I am truly a bit confused by this, but it didn’t really seem like a GQ, so I’m posting here:

On the same day that the Federal Reserve met and increased interest rates by 1/4 of one point, the President signed a bill to cut taxes by $70 billion, ostensibly to boost the economy. But the effect of an interest rate hike is to slow an economy that may be growing to fast and hence lead to inflation.

Wouldn’t it be simpler to leave taxes where they are and keep interest rates put?

This all depends on where the taxes are being cut. If taxes are cut such that it encourages investment in capital (R&D, machinery, cash reserves, local labor, a bunch of other stuff I can’t think of at the moment), then the tax cuts may have a more significant impact than a change in the interest rates.

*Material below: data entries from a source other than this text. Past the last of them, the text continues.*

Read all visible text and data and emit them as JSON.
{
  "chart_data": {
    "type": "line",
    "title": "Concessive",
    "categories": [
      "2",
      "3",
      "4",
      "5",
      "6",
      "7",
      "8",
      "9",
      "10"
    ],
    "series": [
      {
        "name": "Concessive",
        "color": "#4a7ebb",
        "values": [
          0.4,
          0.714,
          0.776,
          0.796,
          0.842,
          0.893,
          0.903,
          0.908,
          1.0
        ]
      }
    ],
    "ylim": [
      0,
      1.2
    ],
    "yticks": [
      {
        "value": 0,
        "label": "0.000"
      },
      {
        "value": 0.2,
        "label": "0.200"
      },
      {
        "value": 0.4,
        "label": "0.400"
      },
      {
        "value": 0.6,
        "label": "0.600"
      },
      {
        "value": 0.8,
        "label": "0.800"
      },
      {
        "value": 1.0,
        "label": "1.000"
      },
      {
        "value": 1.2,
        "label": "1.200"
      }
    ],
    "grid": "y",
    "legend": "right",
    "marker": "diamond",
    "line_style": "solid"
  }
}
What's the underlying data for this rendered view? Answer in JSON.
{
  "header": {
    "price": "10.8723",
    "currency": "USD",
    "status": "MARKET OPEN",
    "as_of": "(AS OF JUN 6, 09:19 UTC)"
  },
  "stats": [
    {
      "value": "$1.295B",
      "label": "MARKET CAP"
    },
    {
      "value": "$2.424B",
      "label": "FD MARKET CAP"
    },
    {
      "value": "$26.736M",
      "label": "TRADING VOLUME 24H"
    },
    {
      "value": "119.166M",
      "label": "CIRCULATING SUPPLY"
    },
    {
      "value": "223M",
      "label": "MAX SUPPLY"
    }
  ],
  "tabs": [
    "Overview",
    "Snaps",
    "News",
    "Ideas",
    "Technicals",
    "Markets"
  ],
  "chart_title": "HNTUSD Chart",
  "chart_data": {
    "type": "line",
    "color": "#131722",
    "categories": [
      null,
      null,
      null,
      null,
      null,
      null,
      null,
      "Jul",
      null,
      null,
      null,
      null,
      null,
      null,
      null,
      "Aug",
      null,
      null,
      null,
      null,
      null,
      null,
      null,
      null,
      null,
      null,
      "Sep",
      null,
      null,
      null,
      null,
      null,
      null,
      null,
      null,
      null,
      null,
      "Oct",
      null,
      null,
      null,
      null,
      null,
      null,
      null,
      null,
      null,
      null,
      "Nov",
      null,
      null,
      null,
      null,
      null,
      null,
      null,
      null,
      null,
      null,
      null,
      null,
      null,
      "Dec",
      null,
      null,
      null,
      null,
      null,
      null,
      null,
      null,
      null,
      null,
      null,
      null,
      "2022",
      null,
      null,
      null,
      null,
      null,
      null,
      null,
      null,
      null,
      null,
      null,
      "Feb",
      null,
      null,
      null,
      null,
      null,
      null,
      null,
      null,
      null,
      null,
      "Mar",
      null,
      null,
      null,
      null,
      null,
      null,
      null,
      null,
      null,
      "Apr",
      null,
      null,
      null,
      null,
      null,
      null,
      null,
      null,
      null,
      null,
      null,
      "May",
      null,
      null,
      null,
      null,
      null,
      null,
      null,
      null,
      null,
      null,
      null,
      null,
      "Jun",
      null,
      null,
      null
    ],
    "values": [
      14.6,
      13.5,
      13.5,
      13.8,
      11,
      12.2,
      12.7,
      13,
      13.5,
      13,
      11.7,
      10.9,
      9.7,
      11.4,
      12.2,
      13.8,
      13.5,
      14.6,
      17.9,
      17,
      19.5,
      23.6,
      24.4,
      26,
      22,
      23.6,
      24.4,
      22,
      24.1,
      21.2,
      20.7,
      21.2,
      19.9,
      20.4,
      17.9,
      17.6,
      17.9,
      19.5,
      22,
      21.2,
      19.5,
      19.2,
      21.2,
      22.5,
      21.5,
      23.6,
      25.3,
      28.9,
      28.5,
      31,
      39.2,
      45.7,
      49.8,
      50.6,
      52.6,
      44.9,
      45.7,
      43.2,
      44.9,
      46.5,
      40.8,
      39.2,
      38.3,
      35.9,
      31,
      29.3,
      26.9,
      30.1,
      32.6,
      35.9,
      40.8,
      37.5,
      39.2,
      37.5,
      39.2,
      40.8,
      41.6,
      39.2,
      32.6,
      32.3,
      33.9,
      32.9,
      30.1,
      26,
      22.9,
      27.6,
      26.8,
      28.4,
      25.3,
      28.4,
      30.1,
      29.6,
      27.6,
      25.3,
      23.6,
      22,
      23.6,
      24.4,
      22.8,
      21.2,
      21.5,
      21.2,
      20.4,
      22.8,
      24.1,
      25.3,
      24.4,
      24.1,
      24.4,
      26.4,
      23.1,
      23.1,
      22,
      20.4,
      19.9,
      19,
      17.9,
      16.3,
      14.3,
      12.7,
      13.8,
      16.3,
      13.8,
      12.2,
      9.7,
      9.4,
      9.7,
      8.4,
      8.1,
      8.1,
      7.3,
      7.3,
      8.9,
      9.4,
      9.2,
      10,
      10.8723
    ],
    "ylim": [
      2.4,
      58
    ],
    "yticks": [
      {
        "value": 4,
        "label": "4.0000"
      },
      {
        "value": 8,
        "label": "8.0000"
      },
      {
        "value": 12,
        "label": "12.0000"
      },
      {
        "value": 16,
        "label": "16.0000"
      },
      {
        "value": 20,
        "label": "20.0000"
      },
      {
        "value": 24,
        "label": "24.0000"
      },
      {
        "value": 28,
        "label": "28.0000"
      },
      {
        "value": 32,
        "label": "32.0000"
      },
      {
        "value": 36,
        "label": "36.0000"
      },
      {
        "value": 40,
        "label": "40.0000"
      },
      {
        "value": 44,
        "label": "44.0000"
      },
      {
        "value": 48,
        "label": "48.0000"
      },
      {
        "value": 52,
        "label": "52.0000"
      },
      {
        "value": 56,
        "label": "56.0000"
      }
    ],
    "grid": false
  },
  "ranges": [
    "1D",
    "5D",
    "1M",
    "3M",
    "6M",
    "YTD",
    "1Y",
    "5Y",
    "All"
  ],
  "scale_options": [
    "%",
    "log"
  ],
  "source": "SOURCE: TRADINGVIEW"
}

You are correct with that last line I quoted above. Here is an analogy I learned in my Monetary Policy class: One should look at the instrument of the interest rate as a guided missle. It is mostly precise, but can lead to a lot of unintended collateral damage. Tax changes can be fine tuned like a sniper’s rifle. Congress can deliberately target certain behavior and tax it out of existence, or promote the same behavior into widespread proliferation.

I suspect that inevitably, this discussion will turn to the nature of the $70B tax cuts and how they target the rich. That should be a fine discussion.

First, a correction to my OP: The house passed the bill, but it was not signed yesterday. POTUS is expected to sign today.

Part of the tax cut is to extend for another two years the 15% rate on Capital Gains and Dividends. This is not exactly finely tuned, although the primary effect would seem to be to reward investment.

Another part amends the AMT to account for inflation. This would mainly have an effect on people with incomes about $160,000 and up, removing the threat of the Alternative Minimum Tax.

The tax plan also opens up Roth IRA rollovers to upper income earners.